Researchers like Hanson and others, such as the economist Justin Wolfers, worked out some of the implementation details from this data. Crucially, they also showed that most markets — whether operating with either real or play money — were relatively accurate, much more so than even the most accurate individuals. In 2004, the journalist James Surowjecki published the widely-read The Wisdom of Crowds, detailing cases where collective judgment surpassed individual expertise. Cowgill read the book the same year, and decided to start a prediction market at Google.
The company had some key ingredients to make a market work. First, it had a culture open to experimentation. Googlers were famously permitted 20% of their working hours to experiment on new products.
Cowgill posted his idea for “Google Decision Markets” on a message board. Engineers Ilya Kirnos, Doug Banks, and Piaw Na responded to help, and Patri Friedman joined the project a few months later.
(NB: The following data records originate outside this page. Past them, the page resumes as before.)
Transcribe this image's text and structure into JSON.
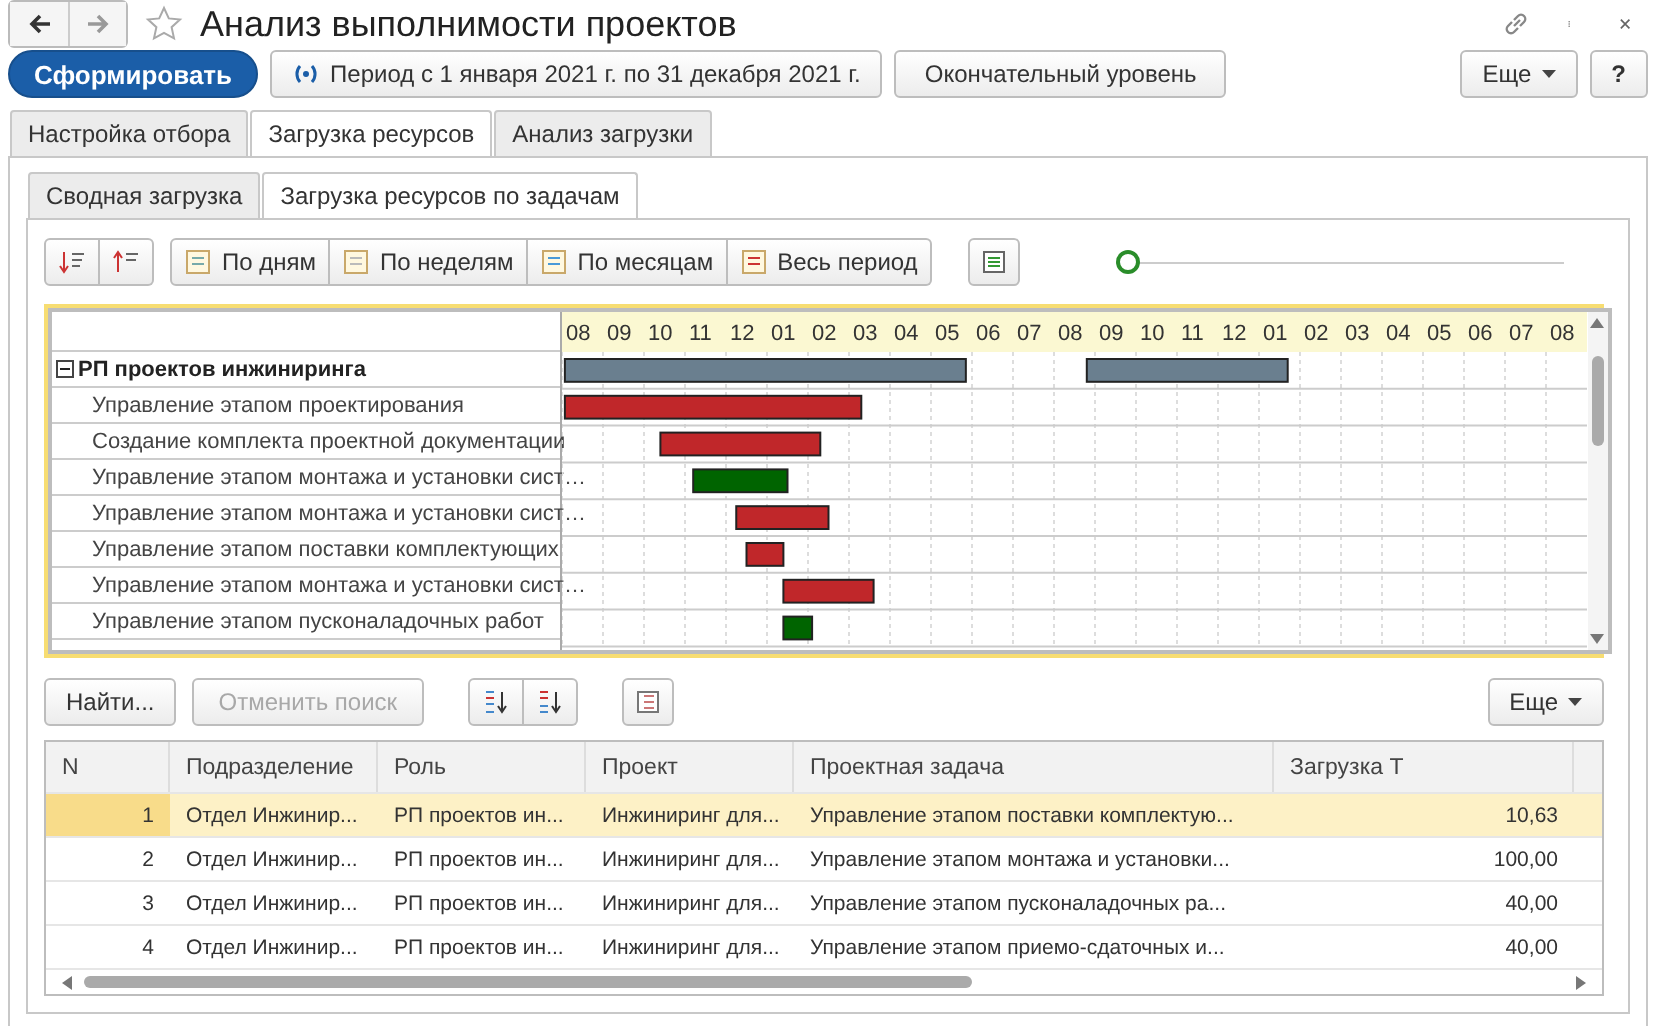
{
  "window": {
    "title": "Анализ выполнимости проектов",
    "favorite": false
  },
  "toolbar": {
    "primary": "Сформировать",
    "period": "Период с 1 января 2021 г. по 31 декабря 2021 г.",
    "level_button": "Окончательный уровень",
    "more": "Еще",
    "help": "?"
  },
  "tabs": [
    {
      "label": "Настройка отбора",
      "selected": false
    },
    {
      "label": "Загрузка ресурсов",
      "selected": true
    },
    {
      "label": "Анализ загрузки",
      "selected": false
    }
  ],
  "subtabs": [
    {
      "label": "Сводная загрузка",
      "selected": false
    },
    {
      "label": "Загрузка ресурсов по задачам",
      "selected": true
    }
  ],
  "scale_buttons": [
    "По дням",
    "По неделям",
    "По месяцам",
    "Весь период"
  ],
  "zoom_slider": {
    "level": 0
  },
  "gantt": {
    "months": [
      "08",
      "09",
      "10",
      "11",
      "12",
      "01",
      "02",
      "03",
      "04",
      "05",
      "06",
      "07",
      "08",
      "09",
      "10",
      "11",
      "12",
      "01",
      "02",
      "03",
      "04",
      "05",
      "06",
      "07",
      "08"
    ],
    "rows": [
      {
        "label": "РП проектов инжиниринга",
        "kind": "group",
        "expanded": true,
        "bars": [
          {
            "color": "#6a7f8f"
          },
          {
            "color": "#6a7f8f"
          }
        ]
      },
      {
        "label": "Управление этапом проектирования",
        "kind": "task",
        "bars": [
          {
            "color": "#c0272a"
          }
        ]
      },
      {
        "label": "Создание комплекта проектной документации",
        "kind": "task",
        "bars": [
          {
            "color": "#c0272a"
          }
        ]
      },
      {
        "label": "Управление этапом монтажа и установки сист…",
        "kind": "task",
        "bars": [
          {
            "color": "#006400"
          }
        ]
      },
      {
        "label": "Управление этапом монтажа и установки сист…",
        "kind": "task",
        "bars": [
          {
            "color": "#c0272a"
          }
        ]
      },
      {
        "label": "Управление этапом поставки комплектующих",
        "kind": "task",
        "bars": [
          {
            "color": "#c0272a"
          }
        ]
      },
      {
        "label": "Управление этапом монтажа и установки сист…",
        "kind": "task",
        "bars": [
          {
            "color": "#c0272a"
          }
        ]
      },
      {
        "label": "Управление этапом пусконаладочных работ",
        "kind": "task",
        "bars": [
          {
            "color": "#006400"
          }
        ]
      }
    ]
  },
  "list_toolbar": {
    "find": "Найти...",
    "cancel": {
      "label": "Отменить поиск",
      "disabled": true
    },
    "more": "Еще"
  },
  "table": {
    "columns": [
      "N",
      "Подразделение",
      "Роль",
      "Проект",
      "Проектная задача",
      "Загрузка Т"
    ],
    "rows": [
      {
        "selected": true,
        "cells": [
          "1",
          "Отдел Инжинир...",
          "РП проектов ин...",
          "Инжиниринг для...",
          "Управление этапом поставки комплектую...",
          "10,63"
        ]
      },
      {
        "selected": false,
        "cells": [
          "2",
          "Отдел Инжинир...",
          "РП проектов ин...",
          "Инжиниринг для...",
          "Управление этапом монтажа и установки...",
          "100,00"
        ]
      },
      {
        "selected": false,
        "cells": [
          "3",
          "Отдел Инжинир...",
          "РП проектов ин...",
          "Инжиниринг для...",
          "Управление этапом пусконаладочных ра...",
          "40,00"
        ]
      },
      {
        "selected": false,
        "cells": [
          "4",
          "Отдел Инжинир...",
          "РП проектов ин...",
          "Инжиниринг для...",
          "Управление этапом приемо-сдаточных и...",
          "40,00"
        ]
      }
    ]
  }
}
A second ingredient was Google’s economic expertise. Hal Varian, Google’s chief economist then and now, wrote the book on the economics of the internet, and helped design Google’s famous ad auction system. On Hal’s suggestion, the Prophit team used the prediction market structure first described by economists at the University of Iowa and based on the Iowa Electronic Markets.
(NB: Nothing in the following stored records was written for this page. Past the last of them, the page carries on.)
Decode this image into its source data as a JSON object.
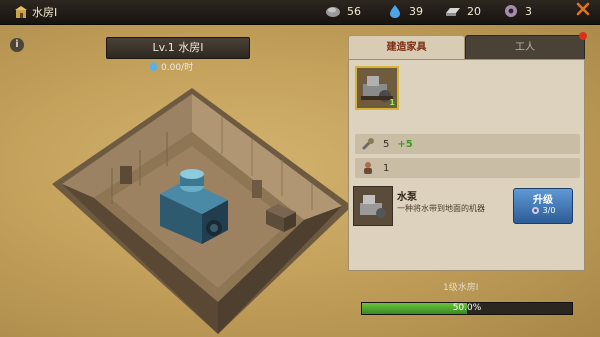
{
  "header": {
    "title": "水房I",
    "resources": [
      {
        "icon": "stone-icon",
        "value": "56"
      },
      {
        "icon": "water-drop-icon",
        "value": "39"
      },
      {
        "icon": "steel-icon",
        "value": "20"
      },
      {
        "icon": "gear-icon",
        "value": "3"
      }
    ]
  },
  "room": {
    "level_label": "Lv.1 水房I",
    "rate": "0.00/时"
  },
  "panel": {
    "tabs": [
      {
        "label": "建造家具"
      },
      {
        "label": "工人"
      }
    ],
    "slot_count": "1",
    "stat_rows": [
      {
        "icon": "wrench-icon",
        "value": "5",
        "bonus": "+5"
      },
      {
        "icon": "worker-icon",
        "value": "1"
      }
    ],
    "item": {
      "name": "水泵",
      "description": "一种将水带到地面的机器",
      "upgrade_label": "升级",
      "upgrade_count": "3/0"
    },
    "level_text": "1级水房I",
    "progress": {
      "percent": 50,
      "text": "50.0%"
    }
  },
  "colors": {
    "accent_orange": "#e0731f",
    "progress_green": "#4fa82e",
    "upgrade_blue": "#3a6fae",
    "annotation_red": "#e02020"
  }
}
Prophit launched to Google employees in April 2005. Market prices were featured on the company intranet home page. It was an immediate hit.
Betting for fun and profit
In Google’s early days, long before it became a blue-chip stock, its offices were full of LEGOs, ball-pits, and Magic the Gathering cards. Product design mirrored office design, and Google built applications full of bright colors, easter eggs, and April Fools’ jokes.
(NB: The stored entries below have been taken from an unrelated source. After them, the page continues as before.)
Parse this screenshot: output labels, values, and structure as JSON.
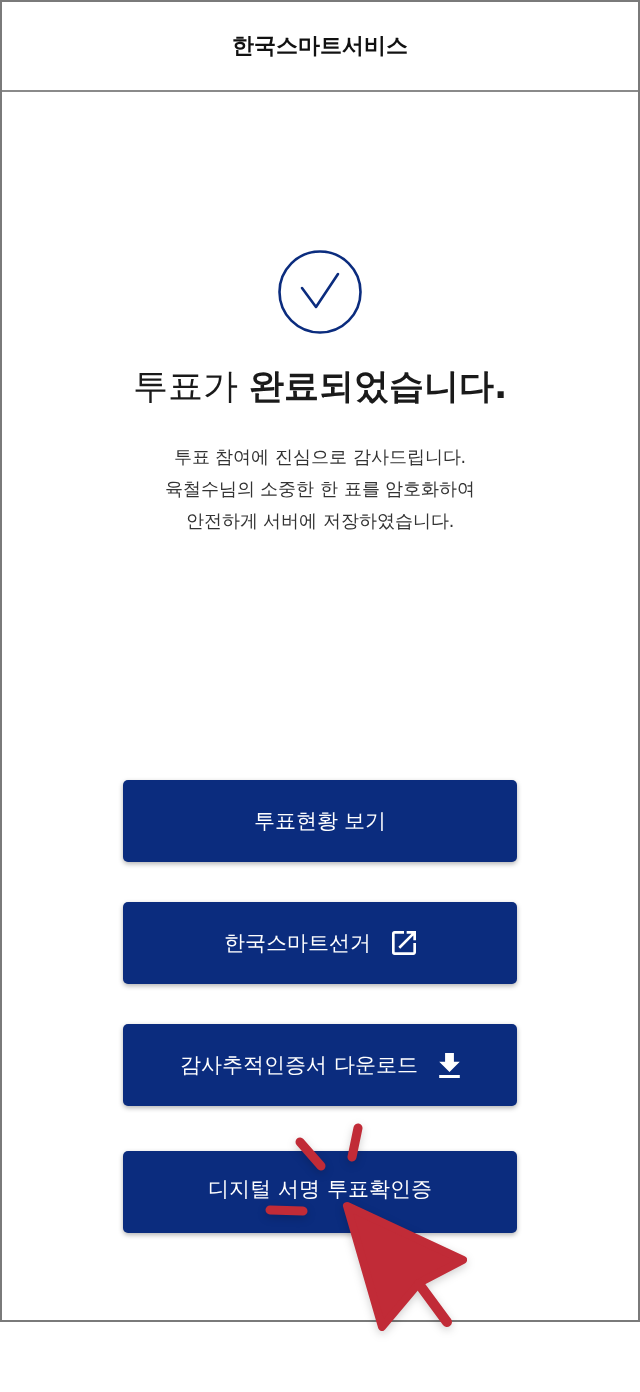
{
  "header": {
    "title": "한국스마트서비스"
  },
  "headline": "투표가 **완료되었습니다.**",
  "message": "투표 참여에 진심으로 감사드립니다.\n육철수님의 소중한 한 표를 암호화하여\n안전하게 서버에 저장하였습니다.",
  "buttons": [
    {
      "label": "투표현황 보기",
      "kind": "plain"
    },
    {
      "label": "한국스마트선거",
      "kind": "external"
    },
    {
      "label": "감사추적인증서 다운로드",
      "kind": "download"
    },
    {
      "label": "디지털 서명 투표확인증",
      "kind": "plain"
    }
  ]
}
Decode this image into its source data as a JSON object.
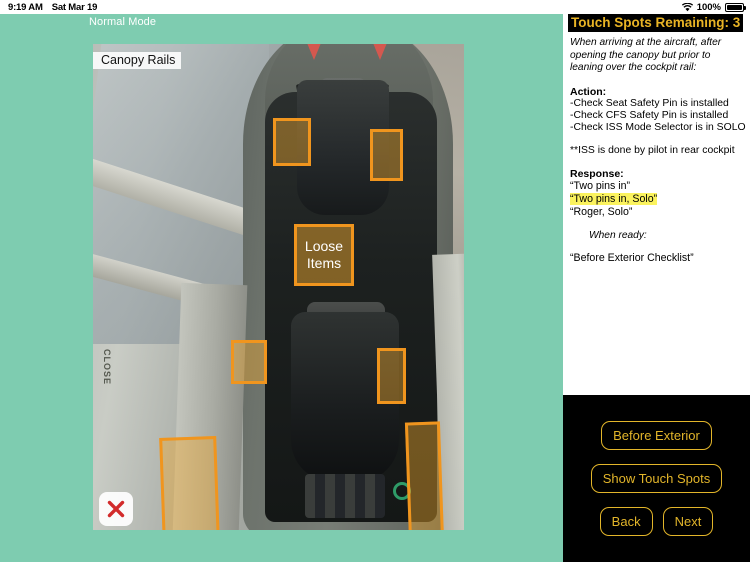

Prophit was such a product: serious with a dash of whimsy. Markets tracked over 60% of all Google quarterly objectives, such as “How many Gmail users will there be by the end of Q2?” Some questions aimed to predict its competitors' next moves, such as “Will Apple launch a computer based on Intel's Power PC chip?” Yet one third of all markets were marked as “fun,” of interest to employees but with no clear connection to Google’s business (e.g., the quality of Star Wars Episode III or gas prices).
Cowgill told me an anecdote of both the seriousness and the whimsy. A senior executive saw Prophit give a very low probability that the company would complete the hire of a new senior executive on time (filling the position had been a quarterly objective for the past six quarters). “The betting on this goal was extremely harsh. I am shocked and outraged by the lack of brown-nosing at this company,” the executive said to laughter in a company-wide meeting. But the market was the nudge the execs needed. They subsequently “made some hard decisions” to complete the hire on time.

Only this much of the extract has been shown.